Karawang, Idisionline.com Komandan Kodim (Dandim) 0604/Karawang, Letkol Infanteri Naryanto, mengeluarkan instruksi kepada seluruh Bintara Pembina Desa (Babinsa) di wilayah Kabupaten Karawang.
Mengingat intensitas hujan yang kian meningkat, seluruh personel TNI di tingkat desa diminta untuk meningkatkan kewaspadaan terhadap potensi bencana banjir dan cuaca ekstrem.
Letkol Inf Naryanto menekankan bahwa keselamatan masyarakat adalah prioritas utama.
Ia memerintahkan para Babinsa untuk tidak hanya sekadar memantau, tetapi harus hadir di tengah-tengah warga, terutama di titik-titik rawan genangan.
Langkah ini diambil guna memastikan respons cepat jika sewaktu-waktu debit air meningkat drastis.
“Saya perintahkan seluruh Babinsa untuk siaga penuh. Pantau terus perkembangan debit air di sungai-sungai besar maupun saluran drainase di wilayah binaan masing-masing,” ujar Letkol Inf Naryanto dalam arahannya, Jumat (23/01).
Ia menegaskan bahwa koordinasi di lapangan harus berjalan tanpa hambatan.
Selain melakukan pemantauan fisik, para Babinsa juga diminta aktif mengedukasi warga mengenai langkah-langkah evakuasi mandiri.
Hal ini penting agar masyarakat tidak panik saat menghadapi situasi darurat.
Kesadaran kolektif antara TNI dan warga diharapkan mampu meminimalisir risiko korban jiwa maupun kerugian material.

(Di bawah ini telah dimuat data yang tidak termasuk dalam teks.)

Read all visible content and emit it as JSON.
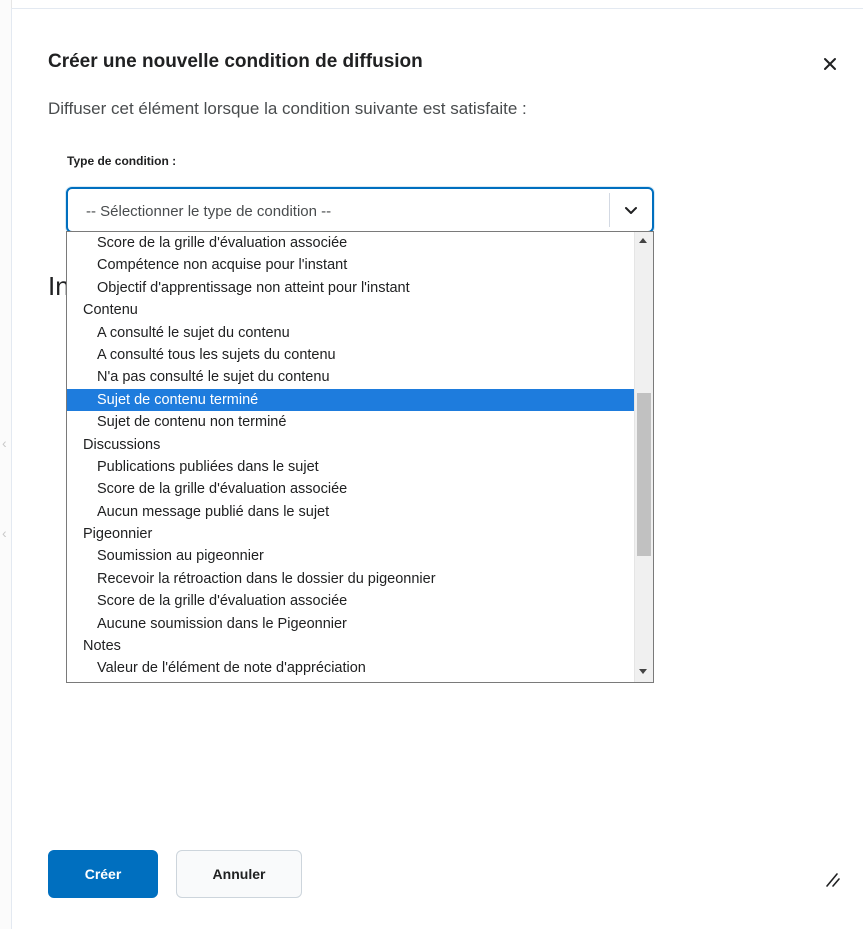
{
  "dialog": {
    "title": "Créer une nouvelle condition de diffusion",
    "subtitle": "Diffuser cet élément lorsque la condition suivante est satisfaite :",
    "close_icon": "close-icon",
    "background_heading_fragment": "In"
  },
  "condition_type": {
    "label": "Type de condition :",
    "selected_value": "-- Sélectionner le type de condition --",
    "chevron_icon": "chevron-down-icon"
  },
  "dropdown_options": [
    {
      "label": "Score de la grille d'évaluation associée",
      "kind": "option",
      "selected": false
    },
    {
      "label": "Compétence non acquise pour l'instant",
      "kind": "option",
      "selected": false
    },
    {
      "label": "Objectif d'apprentissage non atteint pour l'instant",
      "kind": "option",
      "selected": false
    },
    {
      "label": "Contenu",
      "kind": "group",
      "selected": false
    },
    {
      "label": "A consulté le sujet du contenu",
      "kind": "option",
      "selected": false
    },
    {
      "label": "A consulté tous les sujets du contenu",
      "kind": "option",
      "selected": false
    },
    {
      "label": "N'a pas consulté le sujet du contenu",
      "kind": "option",
      "selected": false
    },
    {
      "label": "Sujet de contenu terminé",
      "kind": "option",
      "selected": true
    },
    {
      "label": "Sujet de contenu non terminé",
      "kind": "option",
      "selected": false
    },
    {
      "label": "Discussions",
      "kind": "group",
      "selected": false
    },
    {
      "label": "Publications publiées dans le sujet",
      "kind": "option",
      "selected": false
    },
    {
      "label": "Score de la grille d'évaluation associée",
      "kind": "option",
      "selected": false
    },
    {
      "label": "Aucun message publié dans le sujet",
      "kind": "option",
      "selected": false
    },
    {
      "label": "Pigeonnier",
      "kind": "group",
      "selected": false
    },
    {
      "label": "Soumission au pigeonnier",
      "kind": "option",
      "selected": false
    },
    {
      "label": "Recevoir la rétroaction dans le dossier du pigeonnier",
      "kind": "option",
      "selected": false
    },
    {
      "label": "Score de la grille d'évaluation associée",
      "kind": "option",
      "selected": false
    },
    {
      "label": "Aucune soumission dans le Pigeonnier",
      "kind": "option",
      "selected": false
    },
    {
      "label": "Notes",
      "kind": "group",
      "selected": false
    },
    {
      "label": "Valeur de l'élément de note d'appréciation",
      "kind": "option",
      "selected": false
    }
  ],
  "footer": {
    "create_label": "Créer",
    "cancel_label": "Annuler",
    "resize_icon": "resize-grip-icon"
  },
  "colors": {
    "primary": "#006fbf",
    "selected_option": "#1e7cdd"
  }
}
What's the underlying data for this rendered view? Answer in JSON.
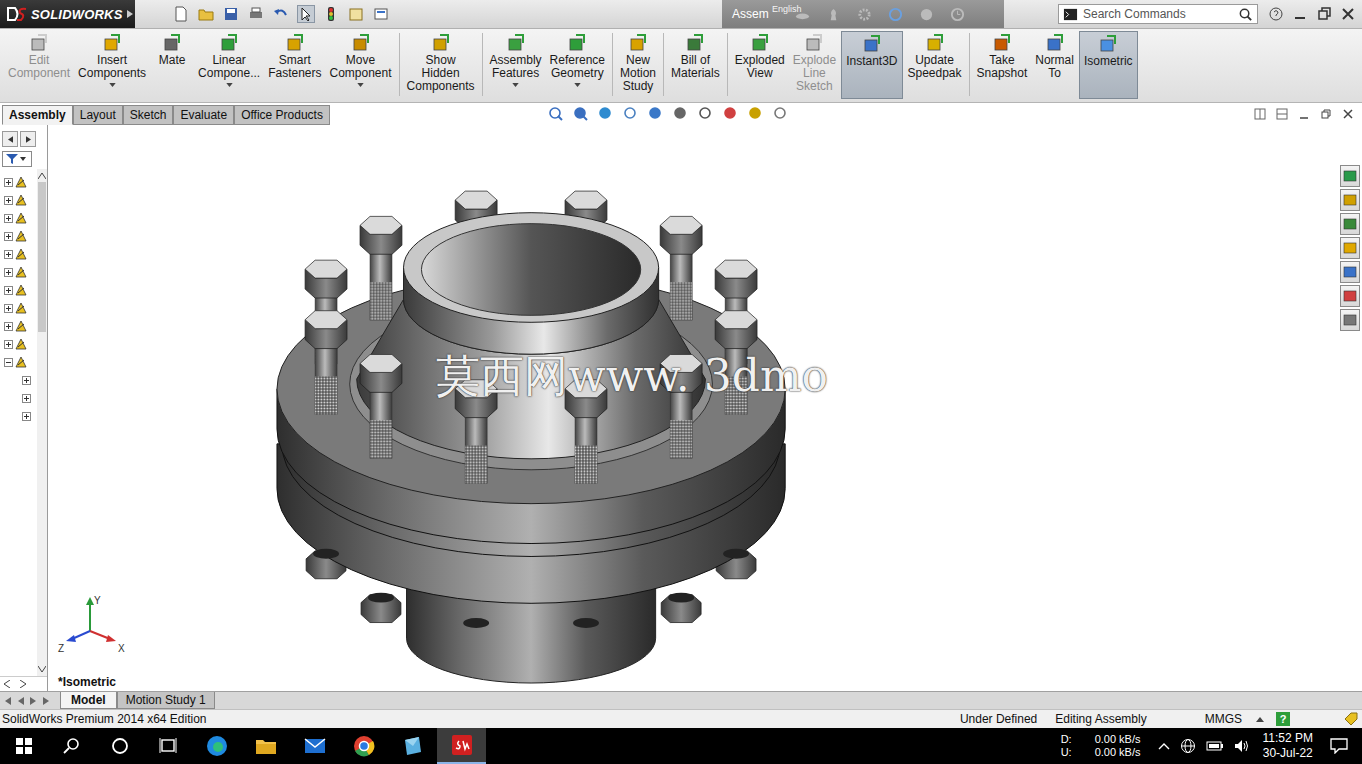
{
  "app": {
    "logo": "SOLIDWORKS",
    "title": "Assem",
    "language_tip": "English",
    "search_placeholder": "Search Commands"
  },
  "commands": [
    {
      "label": "Edit\nComponent",
      "disabled": true,
      "selected": false,
      "dropdown": false,
      "separator_before": false
    },
    {
      "label": "Insert\nComponents",
      "disabled": false,
      "selected": false,
      "dropdown": true,
      "separator_before": false
    },
    {
      "label": "Mate",
      "disabled": false,
      "selected": false,
      "dropdown": false,
      "separator_before": false
    },
    {
      "label": "Linear\nCompone...",
      "disabled": false,
      "selected": false,
      "dropdown": true,
      "separator_before": false
    },
    {
      "label": "Smart\nFasteners",
      "disabled": false,
      "selected": false,
      "dropdown": false,
      "separator_before": false
    },
    {
      "label": "Move\nComponent",
      "disabled": false,
      "selected": false,
      "dropdown": true,
      "separator_before": false
    },
    {
      "label": "Show\nHidden\nComponents",
      "disabled": false,
      "selected": false,
      "dropdown": false,
      "separator_before": true
    },
    {
      "label": "Assembly\nFeatures",
      "disabled": false,
      "selected": false,
      "dropdown": true,
      "separator_before": true
    },
    {
      "label": "Reference\nGeometry",
      "disabled": false,
      "selected": false,
      "dropdown": true,
      "separator_before": false
    },
    {
      "label": "New\nMotion\nStudy",
      "disabled": false,
      "selected": false,
      "dropdown": false,
      "separator_before": true
    },
    {
      "label": "Bill of\nMaterials",
      "disabled": false,
      "selected": false,
      "dropdown": false,
      "separator_before": true
    },
    {
      "label": "Exploded\nView",
      "disabled": false,
      "selected": false,
      "dropdown": false,
      "separator_before": true
    },
    {
      "label": "Explode\nLine\nSketch",
      "disabled": true,
      "selected": false,
      "dropdown": false,
      "separator_before": false
    },
    {
      "label": "Instant3D",
      "disabled": false,
      "selected": true,
      "dropdown": false,
      "separator_before": false
    },
    {
      "label": "Update\nSpeedpak",
      "disabled": false,
      "selected": false,
      "dropdown": false,
      "separator_before": false
    },
    {
      "label": "Take\nSnapshot",
      "disabled": false,
      "selected": false,
      "dropdown": false,
      "separator_before": true
    },
    {
      "label": "Normal\nTo",
      "disabled": false,
      "selected": false,
      "dropdown": false,
      "separator_before": false
    },
    {
      "label": "Isometric",
      "disabled": false,
      "selected": true,
      "dropdown": false,
      "separator_before": false
    }
  ],
  "tabs": [
    {
      "label": "Assembly",
      "selected": true
    },
    {
      "label": "Layout",
      "selected": false
    },
    {
      "label": "Sketch",
      "selected": false
    },
    {
      "label": "Evaluate",
      "selected": false
    },
    {
      "label": "Office Products",
      "selected": false
    }
  ],
  "tree": {
    "items": [
      {
        "expanded": false,
        "child": false
      },
      {
        "expanded": false,
        "child": false
      },
      {
        "expanded": false,
        "child": false
      },
      {
        "expanded": false,
        "child": false
      },
      {
        "expanded": false,
        "child": false
      },
      {
        "expanded": false,
        "child": false
      },
      {
        "expanded": false,
        "child": false
      },
      {
        "expanded": false,
        "child": false
      },
      {
        "expanded": false,
        "child": false
      },
      {
        "expanded": false,
        "child": false
      },
      {
        "expanded": true,
        "child": false
      },
      {
        "expanded": false,
        "child": true
      },
      {
        "expanded": false,
        "child": true
      },
      {
        "expanded": false,
        "child": true
      }
    ]
  },
  "viewport": {
    "watermark": "莫西网www. 3dmo",
    "view_label": "*Isometric",
    "axes": {
      "y": "Y",
      "z": "Z",
      "x": "X"
    }
  },
  "bottom_tabs": [
    {
      "label": "Model",
      "selected": true
    },
    {
      "label": "Motion Study 1",
      "selected": false
    }
  ],
  "status_bar": {
    "edition": "SolidWorks Premium 2014 x64 Edition",
    "state": "Under Defined",
    "mode": "Editing Assembly",
    "units": "MMGS",
    "help": "?"
  },
  "taskbar": {
    "apps": [
      {
        "kind": "edge",
        "active": false
      },
      {
        "kind": "explorer",
        "active": false
      },
      {
        "kind": "mail",
        "active": false
      },
      {
        "kind": "chrome",
        "active": false
      },
      {
        "kind": "tile",
        "active": false
      },
      {
        "kind": "solidworks",
        "active": true
      }
    ],
    "net": [
      {
        "label": "D:",
        "value": "0.00 kB/s"
      },
      {
        "label": "U:",
        "value": "0.00 kB/s"
      }
    ],
    "time": "11:52 PM",
    "date": "30-Jul-22"
  }
}
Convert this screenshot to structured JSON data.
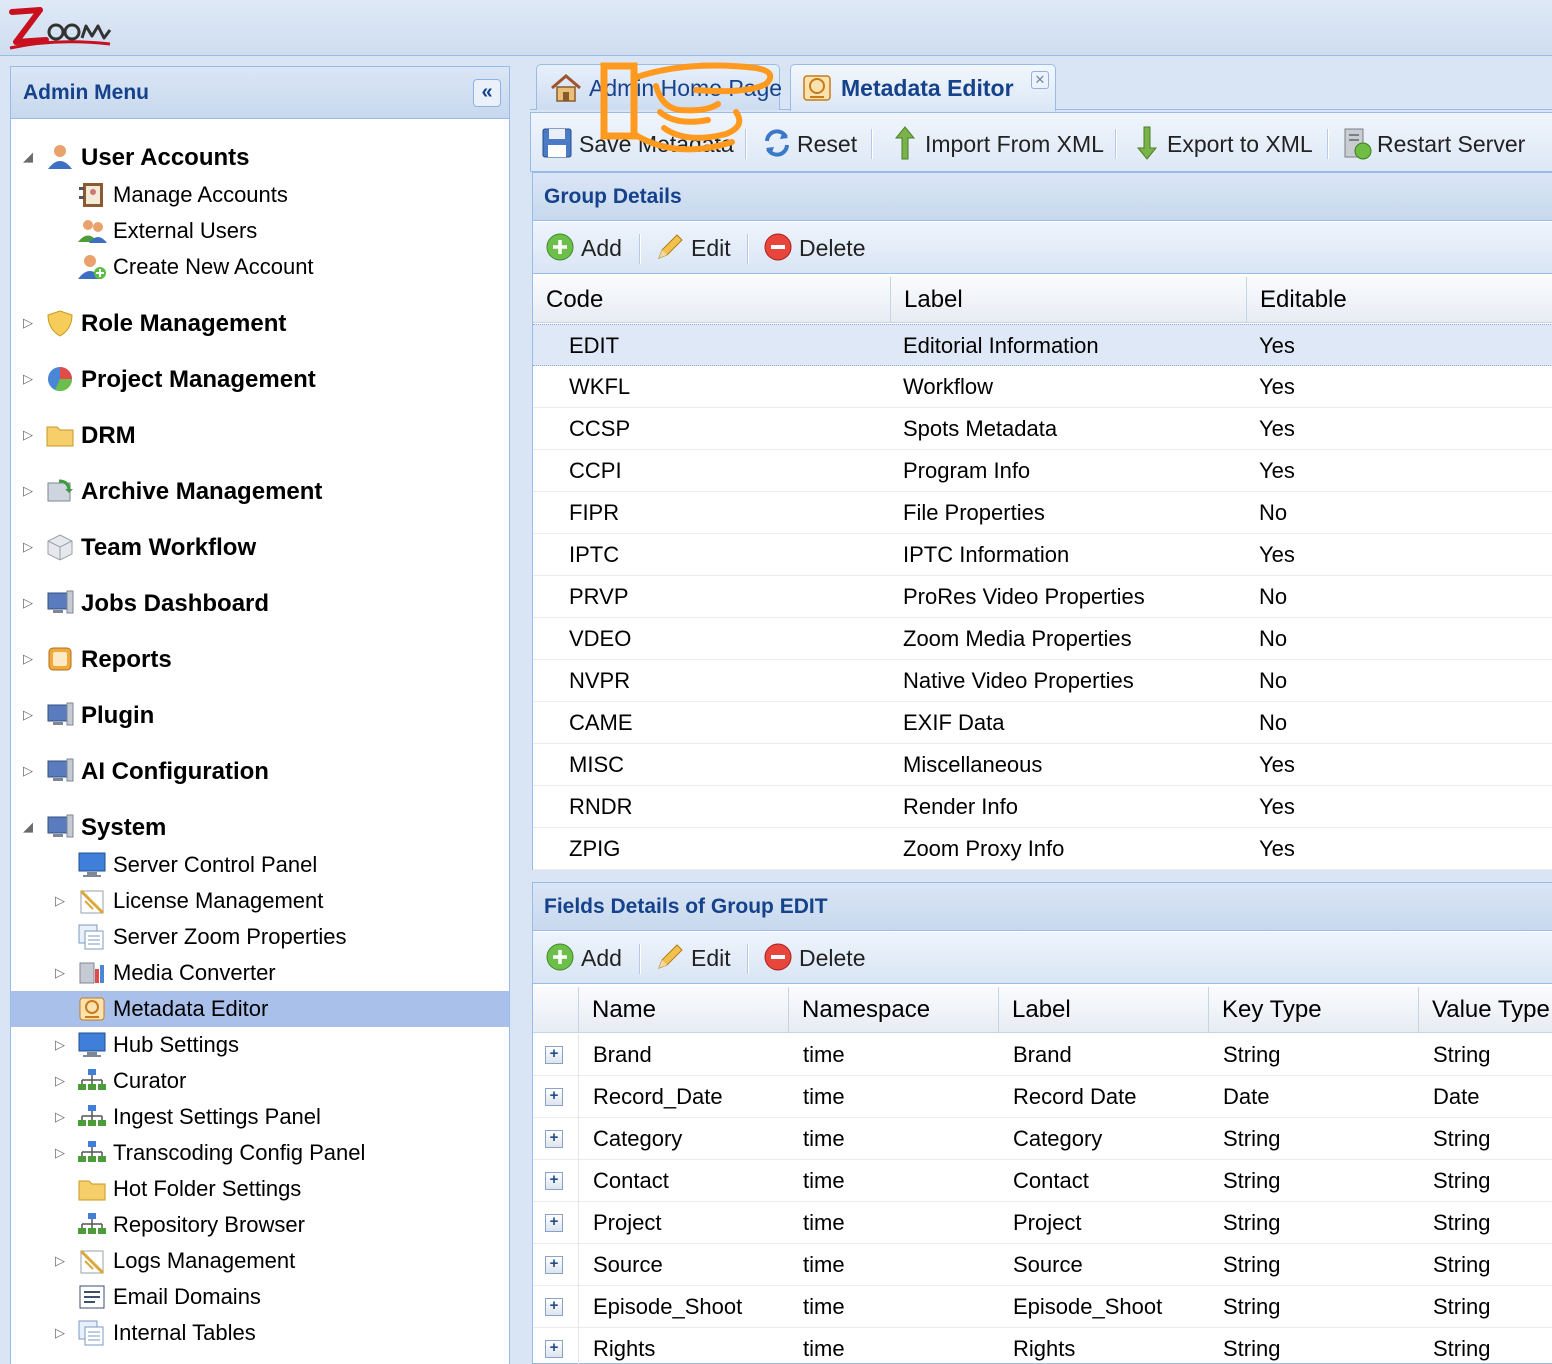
{
  "app": {
    "logo_text": "Zoom"
  },
  "sidebar": {
    "title": "Admin Menu",
    "collapse_icon": "double-chevron-left-icon",
    "items": [
      {
        "label": "User Accounts",
        "level": 1,
        "expander": "expanded",
        "icon": "users-icon"
      },
      {
        "label": "Manage Accounts",
        "level": 2,
        "expander": "none",
        "icon": "address-book-icon"
      },
      {
        "label": "External Users",
        "level": 2,
        "expander": "none",
        "icon": "user-group-icon"
      },
      {
        "label": "Create New Account",
        "level": 2,
        "expander": "none",
        "icon": "add-user-icon"
      },
      {
        "label": "Role Management",
        "level": 1,
        "expander": "collapsed",
        "icon": "shield-icon"
      },
      {
        "label": "Project Management",
        "level": 1,
        "expander": "collapsed",
        "icon": "pie-chart-icon"
      },
      {
        "label": "DRM",
        "level": 1,
        "expander": "collapsed",
        "icon": "folder-icon"
      },
      {
        "label": "Archive Management",
        "level": 1,
        "expander": "collapsed",
        "icon": "archive-icon"
      },
      {
        "label": "Team Workflow",
        "level": 1,
        "expander": "collapsed",
        "icon": "cube-icon"
      },
      {
        "label": "Jobs Dashboard",
        "level": 1,
        "expander": "collapsed",
        "icon": "monitor-icon"
      },
      {
        "label": "Reports",
        "level": 1,
        "expander": "collapsed",
        "icon": "report-icon"
      },
      {
        "label": "Plugin",
        "level": 1,
        "expander": "collapsed",
        "icon": "monitor-icon"
      },
      {
        "label": "AI Configuration",
        "level": 1,
        "expander": "collapsed",
        "icon": "monitor-icon"
      },
      {
        "label": "System",
        "level": 1,
        "expander": "expanded",
        "icon": "monitor-icon"
      },
      {
        "label": "Server Control Panel",
        "level": 2,
        "expander": "none",
        "icon": "screen-icon"
      },
      {
        "label": "License Management",
        "level": 2,
        "expander": "collapsed",
        "icon": "license-icon"
      },
      {
        "label": "Server Zoom Properties",
        "level": 2,
        "expander": "none",
        "icon": "properties-icon"
      },
      {
        "label": "Media Converter",
        "level": 2,
        "expander": "collapsed",
        "icon": "converter-icon"
      },
      {
        "label": "Metadata Editor",
        "level": 2,
        "expander": "none",
        "icon": "metadata-icon",
        "selected": true
      },
      {
        "label": "Hub Settings",
        "level": 2,
        "expander": "collapsed",
        "icon": "screen-icon"
      },
      {
        "label": "Curator",
        "level": 2,
        "expander": "collapsed",
        "icon": "network-icon"
      },
      {
        "label": "Ingest Settings Panel",
        "level": 2,
        "expander": "collapsed",
        "icon": "network-icon"
      },
      {
        "label": "Transcoding Config Panel",
        "level": 2,
        "expander": "collapsed",
        "icon": "network-icon"
      },
      {
        "label": "Hot Folder Settings",
        "level": 2,
        "expander": "none",
        "icon": "folder-icon"
      },
      {
        "label": "Repository Browser",
        "level": 2,
        "expander": "none",
        "icon": "network-icon"
      },
      {
        "label": "Logs Management",
        "level": 2,
        "expander": "collapsed",
        "icon": "license-icon"
      },
      {
        "label": "Email Domains",
        "level": 2,
        "expander": "none",
        "icon": "list-icon"
      },
      {
        "label": "Internal Tables",
        "level": 2,
        "expander": "collapsed",
        "icon": "properties-icon"
      }
    ]
  },
  "tabs": [
    {
      "label": "Admin Home Page",
      "icon": "home-icon",
      "active": false
    },
    {
      "label": "Metadata Editor",
      "icon": "metadata-icon",
      "active": true,
      "closable": true
    }
  ],
  "toolbar": {
    "save_label": "Save Metadata",
    "reset_label": "Reset",
    "import_label": "Import From XML",
    "export_label": "Export to XML",
    "restart_label": "Restart Server"
  },
  "group_panel": {
    "title": "Group Details",
    "add_label": "Add",
    "edit_label": "Edit",
    "delete_label": "Delete",
    "columns": [
      "Code",
      "Label",
      "Editable"
    ],
    "rows": [
      [
        "EDIT",
        "Editorial Information",
        "Yes"
      ],
      [
        "WKFL",
        "Workflow",
        "Yes"
      ],
      [
        "CCSP",
        "Spots Metadata",
        "Yes"
      ],
      [
        "CCPI",
        "Program Info",
        "Yes"
      ],
      [
        "FIPR",
        "File Properties",
        "No"
      ],
      [
        "IPTC",
        "IPTC Information",
        "Yes"
      ],
      [
        "PRVP",
        "ProRes Video Properties",
        "No"
      ],
      [
        "VDEO",
        "Zoom Media Properties",
        "No"
      ],
      [
        "NVPR",
        "Native Video Properties",
        "No"
      ],
      [
        "CAME",
        "EXIF Data",
        "No"
      ],
      [
        "MISC",
        "Miscellaneous",
        "Yes"
      ],
      [
        "RNDR",
        "Render Info",
        "Yes"
      ],
      [
        "ZPIG",
        "Zoom Proxy Info",
        "Yes"
      ]
    ],
    "selected_row": 0
  },
  "fields_panel": {
    "title": "Fields Details of Group EDIT",
    "add_label": "Add",
    "edit_label": "Edit",
    "delete_label": "Delete",
    "columns": [
      "Name",
      "Namespace",
      "Label",
      "Key Type",
      "Value Type"
    ],
    "rows": [
      [
        "Brand",
        "time",
        "Brand",
        "String",
        "String"
      ],
      [
        "Record_Date",
        "time",
        "Record Date",
        "Date",
        "Date"
      ],
      [
        "Category",
        "time",
        "Category",
        "String",
        "String"
      ],
      [
        "Contact",
        "time",
        "Contact",
        "String",
        "String"
      ],
      [
        "Project",
        "time",
        "Project",
        "String",
        "String"
      ],
      [
        "Source",
        "time",
        "Source",
        "String",
        "String"
      ],
      [
        "Episode_Shoot",
        "time",
        "Episode_Shoot",
        "String",
        "String"
      ],
      [
        "Rights",
        "time",
        "Rights",
        "String",
        "String"
      ]
    ],
    "expander_symbol": "+"
  },
  "colors": {
    "header_text": "#15428b",
    "border": "#99bbe8",
    "selection": "#a9c0ea",
    "hand_overlay": "#ff9a1f"
  }
}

Dandim juga menginstruksikan jajarannya untuk terus bersinergi dengan instansi terkait, seperti BPBD, Polri, dan unsur relawan. Sinergitas ini krusial dalam pemetaan wilayah terdampak serta pendistribusian bantuan logistik jika terjadi pengungsian di titik tertentu.
Beberapa wilayah di Karawang yang menjadi perhatian khusus meliputi pemukiman di bantaran Sungai Citarum dan Cibeet.
Letkol Inf Naryanto meminta laporan berkala setiap jam dari lapangan agar komando distrik dapat mengambil keputusan strategis dengan cepat jika kondisi memburuk.
“Jangan menunggu perintah saat situasi sudah darurat. Lakukan tindakan preventif, bantu warga mengamankan barang berharga, dan pastikan jalur evakuasi tetap terbuka,” tambahnya.
Semangat gotong royong harus dikedepankan dalam menghadapi tantangan alam ini.
Menutup arahannya, Letkol Inf Naryanto mengingatkan para personel untuk tetap menjaga kesehatan dan keselamatan diri selama bertugas di lapangan.